An uneasy feeling went through her, because something, somewhere rang a dim bell.

“Oh, for heavens sakes, Rhea. You are not Natalie. She’s in you asleep back there and you are in her here. It was only supposed to be a five minute in and out, then off we go! Back to our time. It’s the perfect cyber crime, if we stay one step ahead when we get back that is.”

“This sounds bonkers! Who are you?”

“I know, I know. It’s me, Brogan, your partner in crime. You are not Natalie. You’re only supposed to know enough about her to be her for now.”

“You’re crazy. My manager’s looking daggers. Donna can tell from twenty paces when it’s not a proper work call,” she mumbled urgently into her mouthpiece, a kaleidoscope of half memories tantalizing her.

“The hell with her. Rhea – get the download. Open the app on your mobile marked with the X symbol – then just log into the computer database. The app will do it. Remember?”

So urgent was the tone, that to see what happened, she did it, logging quickly into the computer’s files with her password and then looked at her phone. She had no app marked X, she knew, still thinking this was some mad joke. But – she did have one! She clicked it and an egg timer began to turn quickly.

“Is it doing it?” hissed the voice.

“I think so.”

“So now you know what I’m telling you is real. Let it finish and then just walk out of there.”

“I can’t. I’m already in trouble for taking an hour and a half for lunch instead of thirty minutes. I’ll be sacked.”

“That’s the transference mess up – we’ll sort the time when we get back, Natalie won’t be sacked.”

“Thank you for your custom!” she trilled brightly as Donna sashayed past, gorgon gazed. “Are you outside now?” she asked when the coast was clear again.

“Yes! Hurry up, for God’s sakes.”

Natalie saw the egg timer stop tumbling and thought, well, it’s now or never.

“What the hell,” she said to herself. “I hate this job. A leap into the unknown has to be better. And maybe it isn’t the unknown after all?”

She felt excited and panicky all at once. Looking round, she saw that Donna was involved with somebody else right now. Swiftly ditching the headset, she snatched up the phone and strode purposefully to the door. She wasn’t due a comfort break yet, but would plead that she needed one if spotted.

“Natalie!” called Donna.

“I have to – ladies…” she mouthed, as if in unexpected distress.

Donna tutted but nodded her out. She hurried down to the entrance of faux marble and whizzed round in the rotating door again, practically falling into the arms of the man outside.

“Wow!” she said, for looks wise, he was quite the sight for sore eyes. “Brogan?”

“Of course. Gimme the phone, quick!”

She handed it to him.

“Good girl. Back you go – don’t want to be late, do you?”

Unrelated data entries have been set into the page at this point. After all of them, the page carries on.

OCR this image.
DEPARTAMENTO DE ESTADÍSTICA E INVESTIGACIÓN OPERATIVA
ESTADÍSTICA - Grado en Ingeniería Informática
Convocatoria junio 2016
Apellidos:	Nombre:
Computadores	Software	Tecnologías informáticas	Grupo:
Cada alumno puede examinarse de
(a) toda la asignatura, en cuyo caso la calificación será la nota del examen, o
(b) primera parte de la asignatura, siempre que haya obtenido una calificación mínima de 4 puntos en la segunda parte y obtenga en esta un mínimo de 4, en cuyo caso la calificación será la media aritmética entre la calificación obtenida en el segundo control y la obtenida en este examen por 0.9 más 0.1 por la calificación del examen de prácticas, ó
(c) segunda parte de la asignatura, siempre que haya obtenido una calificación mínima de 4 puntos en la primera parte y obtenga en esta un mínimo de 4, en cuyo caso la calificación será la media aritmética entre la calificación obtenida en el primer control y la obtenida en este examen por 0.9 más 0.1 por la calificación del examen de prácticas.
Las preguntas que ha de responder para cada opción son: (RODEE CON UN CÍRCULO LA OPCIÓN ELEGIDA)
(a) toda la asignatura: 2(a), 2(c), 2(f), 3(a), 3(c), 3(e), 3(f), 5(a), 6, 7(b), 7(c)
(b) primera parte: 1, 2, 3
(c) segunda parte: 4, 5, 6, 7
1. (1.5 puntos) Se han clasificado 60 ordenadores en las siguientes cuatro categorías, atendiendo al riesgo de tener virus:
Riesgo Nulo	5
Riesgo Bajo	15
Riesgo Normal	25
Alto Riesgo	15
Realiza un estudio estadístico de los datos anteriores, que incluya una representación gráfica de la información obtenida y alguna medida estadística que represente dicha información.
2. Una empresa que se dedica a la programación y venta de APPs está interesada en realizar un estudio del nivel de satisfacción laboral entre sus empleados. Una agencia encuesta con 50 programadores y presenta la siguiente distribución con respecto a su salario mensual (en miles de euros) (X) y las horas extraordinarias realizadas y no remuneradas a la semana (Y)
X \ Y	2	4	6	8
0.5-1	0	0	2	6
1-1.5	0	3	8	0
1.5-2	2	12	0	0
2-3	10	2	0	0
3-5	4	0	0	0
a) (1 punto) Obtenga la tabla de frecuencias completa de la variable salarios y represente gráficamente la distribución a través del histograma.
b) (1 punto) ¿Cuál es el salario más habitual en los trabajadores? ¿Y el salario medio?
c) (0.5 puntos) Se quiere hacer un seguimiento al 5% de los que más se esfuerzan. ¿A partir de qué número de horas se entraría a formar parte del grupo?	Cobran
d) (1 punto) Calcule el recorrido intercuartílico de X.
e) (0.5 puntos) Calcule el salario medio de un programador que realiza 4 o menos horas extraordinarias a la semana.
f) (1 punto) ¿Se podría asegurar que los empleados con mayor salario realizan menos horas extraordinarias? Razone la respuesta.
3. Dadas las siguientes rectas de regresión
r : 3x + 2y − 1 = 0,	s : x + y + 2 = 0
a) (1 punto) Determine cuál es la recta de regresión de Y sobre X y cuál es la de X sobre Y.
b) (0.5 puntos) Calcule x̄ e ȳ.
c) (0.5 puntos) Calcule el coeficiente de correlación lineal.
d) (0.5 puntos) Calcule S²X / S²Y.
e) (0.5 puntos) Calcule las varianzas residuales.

“But…what about…being Rhea?”

“Oh, she wasn’t all she was cracked up to be. She was going to rip me off.. I’ve got all the names I need to sell on myself now. Must be off. Chow, Natalie. That’s you now. Quite a turn up but all to the good for me. Oh, and you’ll forget all about this the minute you go back inside there. And I will sort out the time glitch – I promise you that, partner. Natalie doesn’t like working here much, does she? She’ll have much more fun being Rhea along with me. A Rhea with a few doctored memories.”

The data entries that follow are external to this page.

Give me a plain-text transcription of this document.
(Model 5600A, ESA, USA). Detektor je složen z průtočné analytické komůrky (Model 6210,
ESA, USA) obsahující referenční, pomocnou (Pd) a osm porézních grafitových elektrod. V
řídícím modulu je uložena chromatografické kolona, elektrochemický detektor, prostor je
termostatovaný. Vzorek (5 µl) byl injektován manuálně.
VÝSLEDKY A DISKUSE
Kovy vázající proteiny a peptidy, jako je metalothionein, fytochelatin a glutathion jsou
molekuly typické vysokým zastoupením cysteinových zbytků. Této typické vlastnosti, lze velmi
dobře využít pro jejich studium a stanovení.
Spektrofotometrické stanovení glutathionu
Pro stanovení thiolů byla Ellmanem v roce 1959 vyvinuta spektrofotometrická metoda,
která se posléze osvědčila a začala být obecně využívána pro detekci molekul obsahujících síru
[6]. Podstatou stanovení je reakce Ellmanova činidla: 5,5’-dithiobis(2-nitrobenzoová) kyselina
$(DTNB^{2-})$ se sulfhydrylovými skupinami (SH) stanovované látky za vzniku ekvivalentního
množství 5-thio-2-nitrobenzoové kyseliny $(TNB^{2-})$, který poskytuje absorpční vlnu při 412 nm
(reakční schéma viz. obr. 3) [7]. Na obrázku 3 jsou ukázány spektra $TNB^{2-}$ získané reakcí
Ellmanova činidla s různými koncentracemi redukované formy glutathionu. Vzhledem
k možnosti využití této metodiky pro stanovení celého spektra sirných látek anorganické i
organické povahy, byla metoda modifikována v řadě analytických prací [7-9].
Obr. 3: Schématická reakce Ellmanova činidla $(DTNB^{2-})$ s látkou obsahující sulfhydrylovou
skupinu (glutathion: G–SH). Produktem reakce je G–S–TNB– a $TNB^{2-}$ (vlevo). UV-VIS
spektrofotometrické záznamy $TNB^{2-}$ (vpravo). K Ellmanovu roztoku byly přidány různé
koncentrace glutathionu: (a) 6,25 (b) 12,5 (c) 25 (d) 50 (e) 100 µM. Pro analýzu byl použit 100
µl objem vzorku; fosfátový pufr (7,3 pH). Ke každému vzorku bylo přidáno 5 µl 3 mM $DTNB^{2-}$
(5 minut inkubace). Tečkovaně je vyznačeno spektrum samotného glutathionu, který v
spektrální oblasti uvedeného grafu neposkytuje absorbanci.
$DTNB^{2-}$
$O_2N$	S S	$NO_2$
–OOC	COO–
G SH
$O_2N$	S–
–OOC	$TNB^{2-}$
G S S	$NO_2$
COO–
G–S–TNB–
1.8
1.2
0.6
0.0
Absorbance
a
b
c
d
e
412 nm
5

Apart from the existence of the phone and Brogan himself, this sounded as mad as ever. She stared and then, catching her by surprise, he gave her a little push back through the rotating door. Once more she found herself back in the lobby, some daydream about robbing this firm and getting away for good fading in and out of her mind as she thought worriedly,

“I hope I’m not late back from lunch. Donna will go mental.”